While we were visiting with the staff, a crew knocked on the door of the cabin needing help. They had three members of their crew who were hypothermic, one of which was in really bad shape. Bill and I decided to stay out of the way as this was a responsibility for the Baldy Town staff. It quickly became aparent that the staff wasn’t well versed in treating for hypothermia as their treatment for the most severe patient consisted of using a disposable space blanket and laying him on the cold hard floor to warm himself.
Once I realized that they weren’t responding to this emergency as well as they should, Bill and I stepped in. I began active rewarming of the patient and had Bill assist me with getting what I needed. At this point, the only training I had for this was First Aid merit badge and the light first aid training we had received during staff training. The current environment we had to treat our patient wasn’t a good one for treating hypothermia as the cabin was only slightly warmer than what it was outside. I told the staff to contact basecamp to request a truck to bring this kid back to basecamp as he didn’t have a way to keep himself warm and dry through the night. It was somewhere around this time that we heard on the radio that the truck carrying the search team that had been dispatched earlier had gotten stuck up to its frame in mud on the road that leads to our camp. I then realized that we were all this kid had for help, as no one else was going to be able to get up to us. Bill and I continued our hypothermia treatments and eventually go the kid to a much better state. Later that night, a truck, carrying one of the bear hunters, came past the cabin coming down from Copper Park. We were able to put the kid in that tuck to send him back down to basecamp.

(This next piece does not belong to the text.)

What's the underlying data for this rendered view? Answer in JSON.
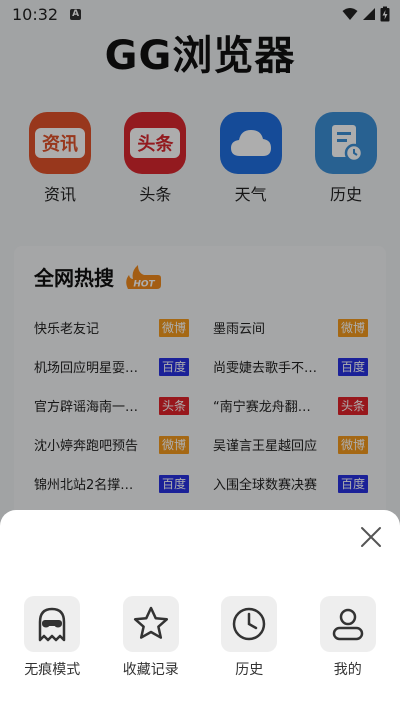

I learned a lot of things that night. Some of the highlights are as follows:
- Warm water can burn someone with a bad case of hypothermia
- People aren’t always grateful when you save someone’s life
- Not everyone is capable of responding appropriately to an emergency.
- Those of us that know how to respond need to be ready to step up when the need arises.

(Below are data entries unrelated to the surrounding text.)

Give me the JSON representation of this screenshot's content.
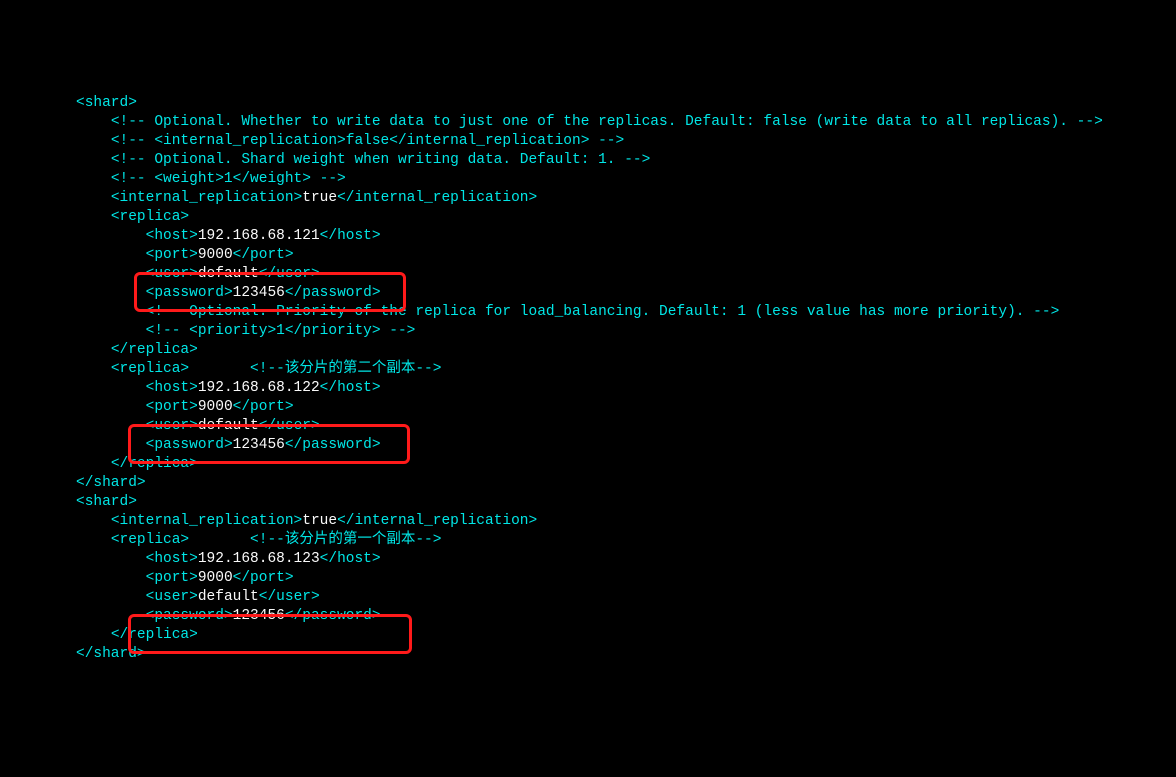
{
  "lines": [
    {
      "indent": 0,
      "spans": [
        {
          "c": "tag",
          "t": "<shard>"
        }
      ]
    },
    {
      "indent": 1,
      "spans": [
        {
          "c": "comment",
          "t": "<!-- Optional. Whether to write data to just one of the replicas. Default: false (write data to all replicas). -->"
        }
      ]
    },
    {
      "indent": 1,
      "spans": [
        {
          "c": "comment",
          "t": "<!-- <internal_replication>false</internal_replication> -->"
        }
      ]
    },
    {
      "indent": 1,
      "spans": [
        {
          "c": "comment",
          "t": "<!-- Optional. Shard weight when writing data. Default: 1. -->"
        }
      ]
    },
    {
      "indent": 1,
      "spans": [
        {
          "c": "comment",
          "t": "<!-- <weight>1</weight> -->"
        }
      ]
    },
    {
      "indent": 1,
      "spans": [
        {
          "c": "tag",
          "t": "<internal_replication>"
        },
        {
          "c": "text",
          "t": "true"
        },
        {
          "c": "tag",
          "t": "</internal_replication>"
        }
      ]
    },
    {
      "indent": 1,
      "spans": [
        {
          "c": "tag",
          "t": "<replica>"
        }
      ]
    },
    {
      "indent": 2,
      "spans": [
        {
          "c": "tag",
          "t": "<host>"
        },
        {
          "c": "text",
          "t": "192.168.68.121"
        },
        {
          "c": "tag",
          "t": "</host>"
        }
      ]
    },
    {
      "indent": 2,
      "spans": [
        {
          "c": "tag",
          "t": "<port>"
        },
        {
          "c": "text",
          "t": "9000"
        },
        {
          "c": "tag",
          "t": "</port>"
        }
      ]
    },
    {
      "indent": 2,
      "spans": [
        {
          "c": "tag",
          "t": "<user>"
        },
        {
          "c": "text",
          "t": "default"
        },
        {
          "c": "tag",
          "t": "</user>"
        }
      ]
    },
    {
      "indent": 2,
      "spans": [
        {
          "c": "tag",
          "t": "<password>"
        },
        {
          "c": "text",
          "t": "123456"
        },
        {
          "c": "tag",
          "t": "</password>"
        }
      ]
    },
    {
      "indent": 2,
      "spans": [
        {
          "c": "comment",
          "t": "<!-- Optional. Priority of the replica for load_balancing. Default: 1 (less value has more priority). -->"
        }
      ]
    },
    {
      "indent": 2,
      "spans": [
        {
          "c": "comment",
          "t": "<!-- <priority>1</priority> -->"
        }
      ]
    },
    {
      "indent": 1,
      "spans": [
        {
          "c": "tag",
          "t": "</replica>"
        }
      ]
    },
    {
      "indent": 1,
      "spans": [
        {
          "c": "tag",
          "t": "<replica>       "
        },
        {
          "c": "comment",
          "t": "<!--该分片的第二个副本-->"
        }
      ]
    },
    {
      "indent": 2,
      "spans": [
        {
          "c": "tag",
          "t": "<host>"
        },
        {
          "c": "text",
          "t": "192.168.68.122"
        },
        {
          "c": "tag",
          "t": "</host>"
        }
      ]
    },
    {
      "indent": 2,
      "spans": [
        {
          "c": "tag",
          "t": "<port>"
        },
        {
          "c": "text",
          "t": "9000"
        },
        {
          "c": "tag",
          "t": "</port>"
        }
      ]
    },
    {
      "indent": 2,
      "spans": [
        {
          "c": "tag",
          "t": "<user>"
        },
        {
          "c": "text",
          "t": "default"
        },
        {
          "c": "tag",
          "t": "</user>"
        }
      ]
    },
    {
      "indent": 2,
      "spans": [
        {
          "c": "tag",
          "t": "<password>"
        },
        {
          "c": "text",
          "t": "123456"
        },
        {
          "c": "tag",
          "t": "</password>"
        }
      ]
    },
    {
      "indent": 1,
      "spans": [
        {
          "c": "tag",
          "t": "</replica>"
        }
      ]
    },
    {
      "indent": 0,
      "spans": [
        {
          "c": "tag",
          "t": "</shard>"
        }
      ]
    },
    {
      "indent": 0,
      "spans": [
        {
          "c": "tag",
          "t": "<shard>"
        }
      ]
    },
    {
      "indent": 1,
      "spans": [
        {
          "c": "tag",
          "t": "<internal_replication>"
        },
        {
          "c": "text",
          "t": "true"
        },
        {
          "c": "tag",
          "t": "</internal_replication>"
        }
      ]
    },
    {
      "indent": 1,
      "spans": [
        {
          "c": "tag",
          "t": "<replica>       "
        },
        {
          "c": "comment",
          "t": "<!--该分片的第一个副本-->"
        }
      ]
    },
    {
      "indent": 2,
      "spans": [
        {
          "c": "tag",
          "t": "<host>"
        },
        {
          "c": "text",
          "t": "192.168.68.123"
        },
        {
          "c": "tag",
          "t": "</host>"
        }
      ]
    },
    {
      "indent": 2,
      "spans": [
        {
          "c": "tag",
          "t": "<port>"
        },
        {
          "c": "text",
          "t": "9000"
        },
        {
          "c": "tag",
          "t": "</port>"
        }
      ]
    },
    {
      "indent": 2,
      "spans": [
        {
          "c": "tag",
          "t": "<user>"
        },
        {
          "c": "text",
          "t": "default"
        },
        {
          "c": "tag",
          "t": "</user>"
        }
      ]
    },
    {
      "indent": 2,
      "spans": [
        {
          "c": "tag",
          "t": "<password>"
        },
        {
          "c": "text",
          "t": "123456"
        },
        {
          "c": "tag",
          "t": "</password>"
        }
      ]
    },
    {
      "indent": 1,
      "spans": [
        {
          "c": "tag",
          "t": "</replica>"
        }
      ]
    },
    {
      "indent": 0,
      "spans": [
        {
          "c": "tag",
          "t": "</shard>"
        }
      ]
    }
  ],
  "indent_unit": "    "
}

After this, I realized that I was unprepared as far as training goes to be able to treat medical emergencies in the wilderness. I took a Wilderness First Responder course before the next summer and began looking for ways to be involved with responding to emergencies.

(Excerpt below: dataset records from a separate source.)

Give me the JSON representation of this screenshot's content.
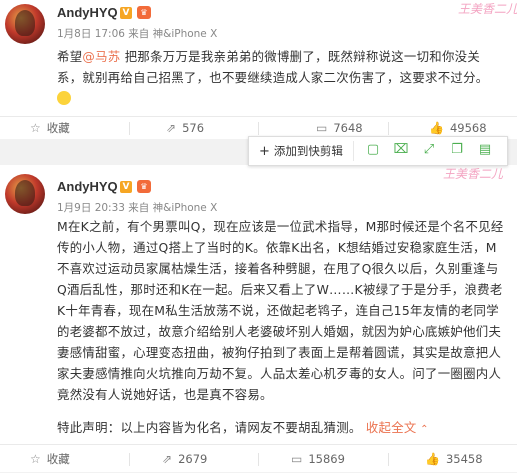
{
  "post1": {
    "username": "AndyHYQ",
    "meta": "1月8日 17:06 来自 神&iPhone X",
    "text_before": "希望",
    "mention": "@马苏",
    "text_after": " 把那条万万是我亲弟弟的微博删了，既然辩称说这一切和你没关系，就别再给自己招黑了，也不要继续造成人家二次伤害了，这要求不过分。",
    "watermark": "王美香二儿",
    "actions": {
      "collect": "收藏",
      "repost": "576",
      "comment": "7648",
      "like": "49568"
    }
  },
  "popup": {
    "add_label": "添加到快剪辑",
    "icons": [
      "save-icon",
      "clip-icon",
      "expand-icon",
      "copy-icon",
      "bookmark-icon"
    ]
  },
  "post2": {
    "username": "AndyHYQ",
    "meta": "1月9日 20:33 来自 神&iPhone X",
    "text": "M在K之前，有个男票叫Q，现在应该是一位武术指导，M那时候还是个名不见经传的小人物，通过Q搭上了当时的K。依靠K出名，K想结婚过安稳家庭生活，M不喜欢过运动员家属枯燥生活，接着各种劈腿，在甩了Q很久以后，久别重逢与Q酒后乱性，那时还和K在一起。后来又看上了W……K被绿了于是分手，浪费老K十年青春，现在M私生活放荡不说，还做起老鸨子，连自己15年友情的老同学的老婆都不放过，故意介绍给别人老婆破坏别人婚姻，就因为妒心底嫉妒他们夫妻感情甜蜜，心理变态扭曲，被狗仔拍到了表面上是帮着圆谎，其实是故意把人家夫妻感情推向火坑推向万劫不复。人品太差心机歹毒的女人。问了一圈圈内人竟然没有人说她好话，也是真不容易。",
    "disclaimer": "特此声明：以上内容皆为化名，请网友不要胡乱猜测。",
    "collapse": "收起全文",
    "watermark": "王美香二儿",
    "actions": {
      "collect": "收藏",
      "repost": "2679",
      "comment": "15869",
      "like": "35458"
    }
  },
  "colors": {
    "link": "#eb7350",
    "vip": "#f6a623",
    "watermark": "#f18db2"
  }
}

One of the paramedics I worked with talked about the concept of emergencies. Not everyone defines an emergency the same way. For some people, the low battery beep on the smoke detector is an emergency, and I have run on that call before. For others, it may take much more for them to call 911. The fact is that when someone calls 911, its because that’s all they know to do. They’ve reached the point where they can no longer cope with what is happening, and have reached out for help. I stand on the other side of that 911 call to help them through their emergency.